The steaks were, like all the best things, a game of two halves. They arrived on a board, already sliced and with pots of béarnaise and chimichurri for dipping and slathering. The hanger was beautifully charred, crimson in the middle, dense and beefy with only a subtle hint of diaphragm, and a bargain at £15 for 300g of meat. Enough for two if you weren’t feeling too greedy.
Strangely though, the bavette arrived completely cooked through and the colour of my brown school tie on the inside. Like I said, strange. Why would the kitchen send out on the same board two pieces of meat supposed to be medium-rare when one so clearly wasn’t?
When this was pointed out to our friendly waitress, she immediately offered, on the chef’s behalf, a second shot at glory, which we gratefully accepted. By the time we’d worked our way through the hanger, a perfectly pink bavette had arrived from the grill, rested and ready to eat.
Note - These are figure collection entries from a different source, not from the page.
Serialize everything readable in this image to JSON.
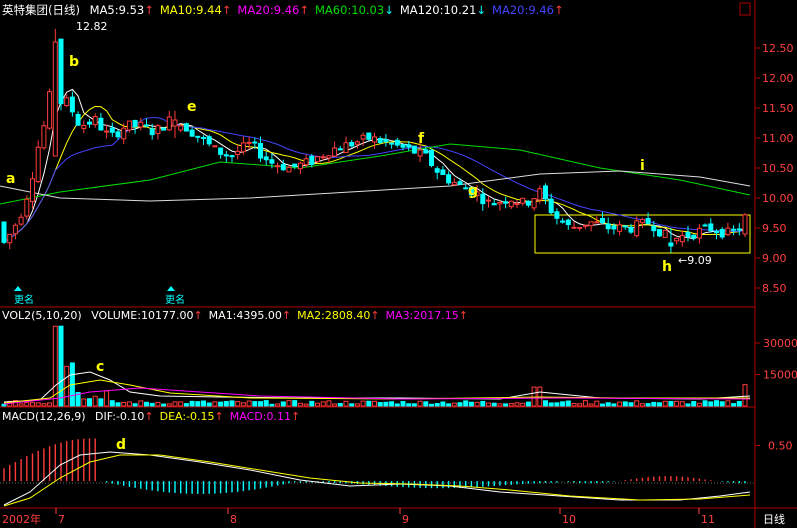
{
  "main_panel": {
    "title": "英特集团(日线)",
    "indicators": [
      {
        "label": "MA5:9.53",
        "arrow": "↑",
        "color": "#ffffff",
        "arrow_color": "#ff3b3b"
      },
      {
        "label": "MA10:9.44",
        "arrow": "↑",
        "color": "#ffff00",
        "arrow_color": "#ff3b3b"
      },
      {
        "label": "MA20:9.46",
        "arrow": "↑",
        "color": "#ff00ff",
        "arrow_color": "#ff3b3b"
      },
      {
        "label": "MA60:10.03",
        "arrow": "↓",
        "color": "#00dd00",
        "arrow_color": "#00ffff"
      },
      {
        "label": "MA120:10.21",
        "arrow": "↓",
        "color": "#ffffff",
        "arrow_color": "#00ffff"
      },
      {
        "label": "MA20:9.46",
        "arrow": "↑",
        "color": "#4444ff",
        "arrow_color": "#ff3b3b"
      }
    ],
    "price_ticks": [
      "12.50",
      "12.00",
      "11.50",
      "11.00",
      "10.50",
      "10.00",
      "9.50",
      "9.00",
      "8.50"
    ],
    "high_label": "12.82",
    "low_label": "←9.09",
    "annotations": [
      "a",
      "b",
      "e",
      "f",
      "g",
      "i",
      "h"
    ],
    "event_marker": "更名"
  },
  "volume_panel": {
    "title": "VOL2(5,10,20)",
    "indicators": [
      {
        "label": "VOLUME:10177.00",
        "arrow": "↑",
        "color": "#ffffff",
        "arrow_color": "#ff3b3b"
      },
      {
        "label": "MA1:4395.00",
        "arrow": "↑",
        "color": "#ffffff",
        "arrow_color": "#ff3b3b"
      },
      {
        "label": "MA2:2808.40",
        "arrow": "↑",
        "color": "#ffff00",
        "arrow_color": "#ff3b3b"
      },
      {
        "label": "MA3:2017.15",
        "arrow": "↑",
        "color": "#ff00ff",
        "arrow_color": "#ff3b3b"
      }
    ],
    "ticks": [
      "30000",
      "15000"
    ],
    "annotation": "c"
  },
  "macd_panel": {
    "title": "MACD(12,26,9)",
    "indicators": [
      {
        "label": "DIF:-0.10",
        "arrow": "↑",
        "color": "#ffffff",
        "arrow_color": "#ff3b3b"
      },
      {
        "label": "DEA:-0.15",
        "arrow": "↑",
        "color": "#ffff00",
        "arrow_color": "#ff3b3b"
      },
      {
        "label": "MACD:0.11",
        "arrow": "↑",
        "color": "#ff00ff",
        "arrow_color": "#ff3b3b"
      }
    ],
    "ticks": [
      "0.50"
    ],
    "annotation": "d"
  },
  "x_axis": {
    "labels": [
      "2002年",
      "7",
      "8",
      "9",
      "10",
      "11"
    ],
    "period_label": "日线"
  },
  "colors": {
    "up": "#ff3b3b",
    "down": "#00ffff",
    "ma5": "#ffffff",
    "ma10": "#ffff00",
    "ma20": "#4444ff",
    "ma60": "#00dd00",
    "ma120": "#ffffff",
    "axis": "#b00000",
    "annotation": "#ffff00",
    "box": "#ffff00"
  },
  "chart_data": {
    "type": "candlestick",
    "security": "英特集团",
    "period": "日线",
    "price_range": [
      8.3,
      12.9
    ],
    "candles_approx": [
      {
        "label": "b",
        "o": 10.7,
        "h": 12.82,
        "l": 10.7,
        "c": 12.6
      },
      {
        "label": "e",
        "o": 11.2,
        "h": 11.45,
        "l": 11.0,
        "c": 11.3
      },
      {
        "label": "f",
        "o": 10.7,
        "h": 11.1,
        "l": 10.6,
        "c": 10.8
      },
      {
        "label": "h",
        "o": 9.25,
        "h": 9.5,
        "l": 9.09,
        "c": 9.2
      },
      {
        "label": "last",
        "o": 9.4,
        "h": 9.75,
        "l": 9.35,
        "c": 9.72
      }
    ],
    "moving_averages": {
      "MA5": 9.53,
      "MA10": 9.44,
      "MA20": 9.46,
      "MA60": 10.03,
      "MA120": 10.21
    },
    "volume": {
      "VOLUME": 10177.0,
      "MA1": 4395.0,
      "MA2": 2808.4,
      "MA3": 2017.15,
      "range": [
        0,
        40000
      ]
    },
    "macd": {
      "DIF": -0.1,
      "DEA": -0.15,
      "MACD": 0.11,
      "range": [
        -0.35,
        1.0
      ]
    }
  }
}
And we ate it and enjoyed it. Props to whoever made the chimichurri too, which was the best one I’ve had in London. They sent out a free plate of chips, by way of apology, to go with the too-polite poutine and greens we’d ordered as our sides.
Shamefully, everything was eaten, except the ribs, which left no room for dessert, but I wished I’d left room for that Chinese restaurant classic, banana fritters. Next time, eh. And given I live locally, there might actually be a next time.
Our bill came to £118, which included all that food plus a couple of drinks to start with and a bottle of mid-range South African cabernet sauvignon. But if you were minded you could spend half that and still enjoy a decent feed, especially if you stick to the hanger.